HC Deb 22 February 1877 vol 232 cc826-7
DR. WARD

asked the Chief Secretary for Ireland, If it is true that a Constable, Maloney, of the Royal Irish Constabulary, was dismissed summarily without trial on a charge which ho denied; that the constable afterwards took an action against the Inspector General for wrongful dismissal, &c. when the defendant pleaded that he was not liable, as the constable's dismissal was the act of the Lord Lieutenant; that the constable was non-suited, but that he afterwards petitioned the Lord Lieutenant, who directed a Court of Inquiry of Constabulary Officers to inquire into the case, and that the court acquitted the constable; if it has been the custom of the Inspector General of Constabulary to dismiss constables, and at the end of the month or quarter to send a return of such dismissals for the Lord Lieutenant's approval; and, whether there has been instituted any adequate safeguard against the abuse of this power of summary dismissal without trial of members of the Royal Irish Constabulary?

SIR MICHAEL HICKS-BEACH

In the summer of 1875 a very grave charge, of a character which any man, if innocent, would at once have desired to meet, was brought against a constable named Maloney.

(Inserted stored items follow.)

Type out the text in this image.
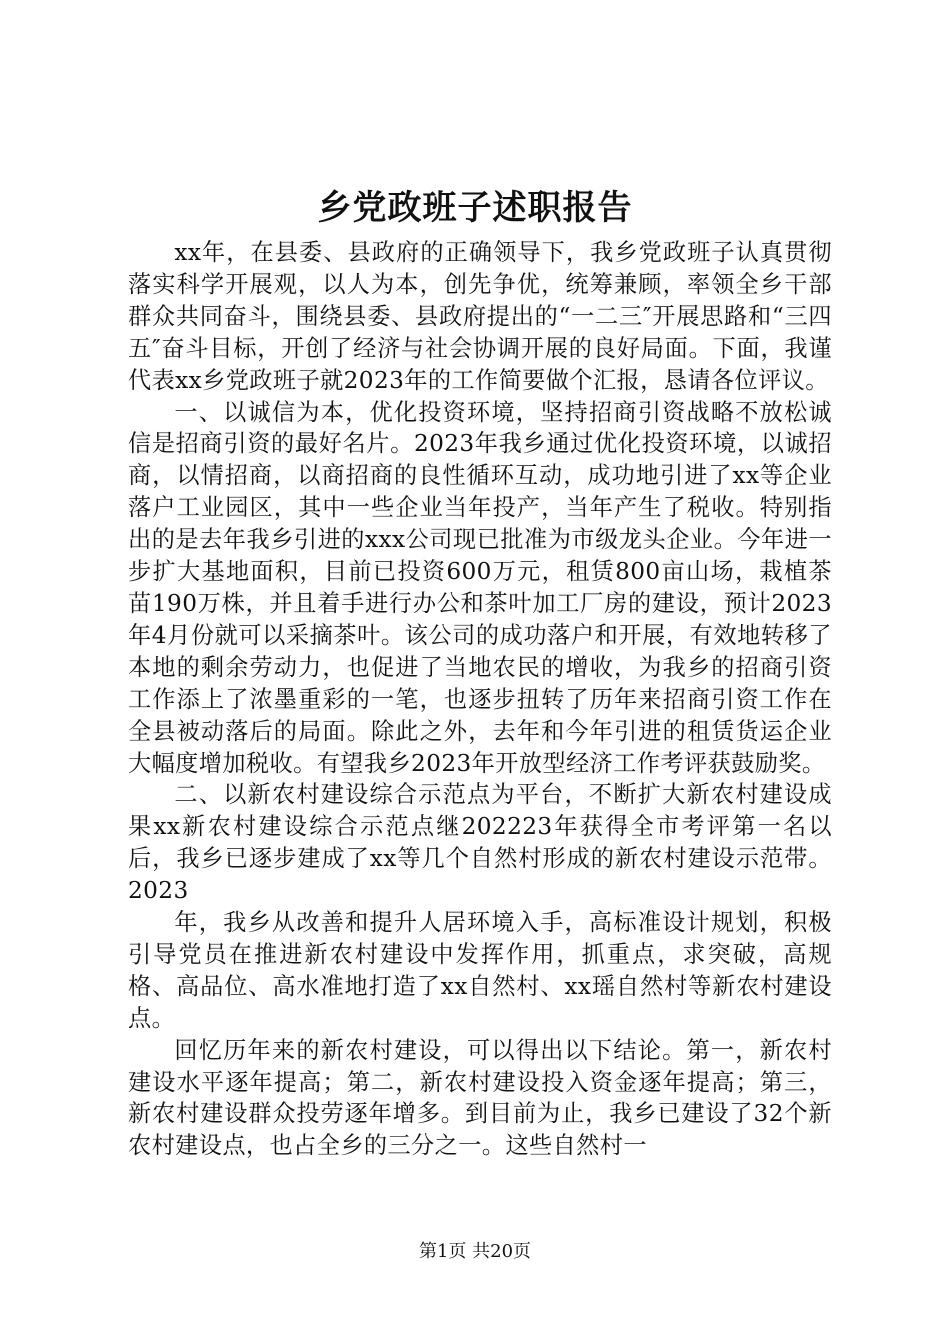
乡党政班子述职报告

xx年，在县委、县政府的正确领导下，我乡党政班子认真贯彻落实科学开展观，以人为本，创先争优，统筹兼顾，率领全乡干部群众共同奋斗，围绕县委、县政府提出的“一二三″开展思路和“三四五″奋斗目标，开创了经济与社会协调开展的良好局面。下面，我谨代表xx乡党政班子就2023年的工作简要做个汇报，恳请各位评议。

一、以诚信为本，优化投资环境，坚持招商引资战略不放松诚信是招商引资的最好名片。2023年我乡通过优化投资环境，以诚招商，以情招商，以商招商的良性循环互动，成功地引进了xx等企业落户工业园区，其中一些企业当年投产，当年产生了税收。特别指出的是去年我乡引进的xxx公司现已批准为市级龙头企业。今年进一步扩大基地面积，目前已投资600万元，租赁800亩山场，栽植茶苗190万株，并且着手进行办公和茶叶加工厂房的建设，预计2023年4月份就可以采摘茶叶。该公司的成功落户和开展，有效地转移了本地的剩余劳动力，也促进了当地农民的增收，为我乡的招商引资工作添上了浓墨重彩的一笔，也逐步扭转了历年来招商引资工作在全县被动落后的局面。除此之外，去年和今年引进的租赁货运企业大幅度增加税收。有望我乡2023年开放型经济工作考评获鼓励奖。

二、以新农村建设综合示范点为平台，不断扩大新农村建设成果xx新农村建设综合示范点继202223年获得全市考评第一名以后，我乡已逐步建成了xx等几个自然村形成的新农村建设示范带。2023

年，我乡从改善和提升人居环境入手，高标准设计规划，积极引导党员在推进新农村建设中发挥作用，抓重点，求突破，高规格、高品位、高水准地打造了xx自然村、xx瑶自然村等新农村建设点。

回忆历年来的新农村建设，可以得出以下结论。第一，新农村建设水平逐年提高；第二，新农村建设投入资金逐年提高；第三，新农村建设群众投劳逐年增多。到目前为止，我乡已建设了32个新农村建设点，也占全乡的三分之一。这些自然村一

第1页 共20页
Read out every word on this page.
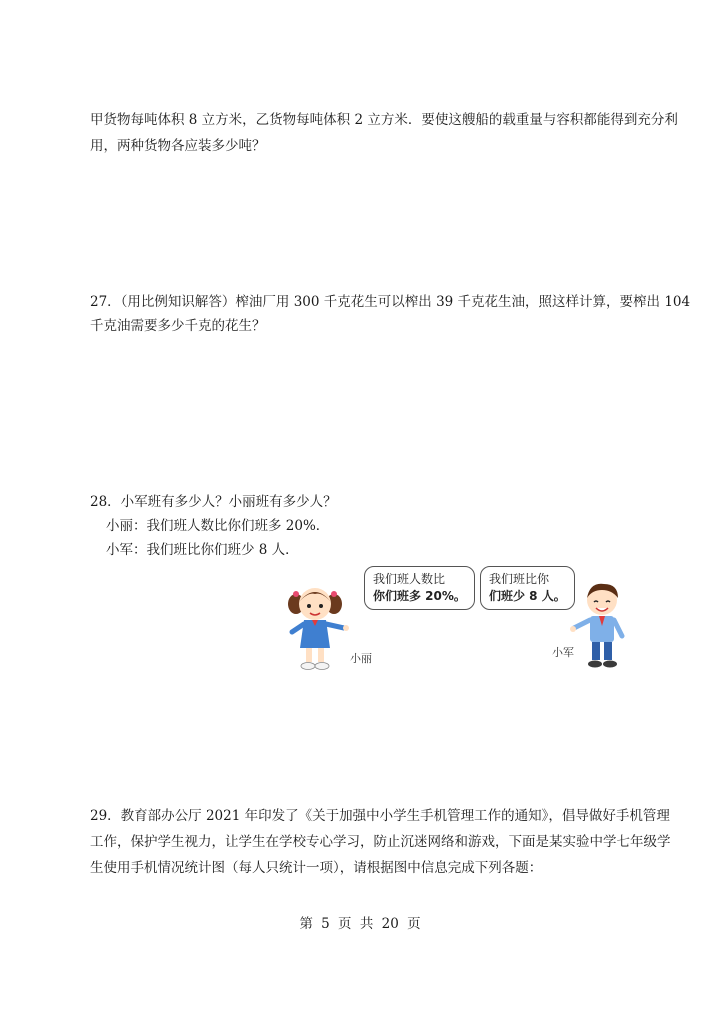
甲货物每吨体积 8 立方米，乙货物每吨体积 2 立方米．要使这艘船的载重量与容积都能得到充分利
用，两种货物各应装多少吨？
27．（用比例知识解答）榨油厂用 300 千克花生可以榨出 39 千克花生油，照这样计算，要榨出 104
千克油需要多少千克的花生？
28．小军班有多少人？小丽班有多少人？
小丽：我们班人数比你们班多 20%．
小军：我们班比你们班少 8 人．
我们班人数比
你们班多 20%。
小丽
我们班比你
们班少 8 人。
小军
29．教育部办公厅 2021 年印发了《关于加强中小学生手机管理工作的通知》，倡导做好手机管理
工作，保护学生视力，让学生在学校专心学习，防止沉迷网络和游戏，下面是某实验中学七年级学
生使用手机情况统计图（每人只统计一项），请根据图中信息完成下列各题：
第 5 页 共 20 页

It seemed, at the time, that there was reason to believe that he had gone on leave, and remained on leave for some time, without taking any steps whatever to clear himself from it. Maloney was discharged, and the proceedings then followed which are stated in the first part of the hon. Member's Question. The man memorialized the Lord Lieutenant; and, as the result of inquiry into circumstances stated in his memorial, a court of Constabulary officers was directed to investigate the case, and, on their report, the constable was re-instated in the Force. The history of this case shows, I hope, that complaints made by members of the Force, however humble, will be fairly dealt with. The law gives to the Inspector General of Constabulary less complete power with regard to the summary dismissal of members of the Force than it gives to the heads of other bodies of police in the United Kingdom, and I have very recently sanctioned an alteration in the rules on this subject, with the view of instituting even greater safeguards in this respect than had before existed.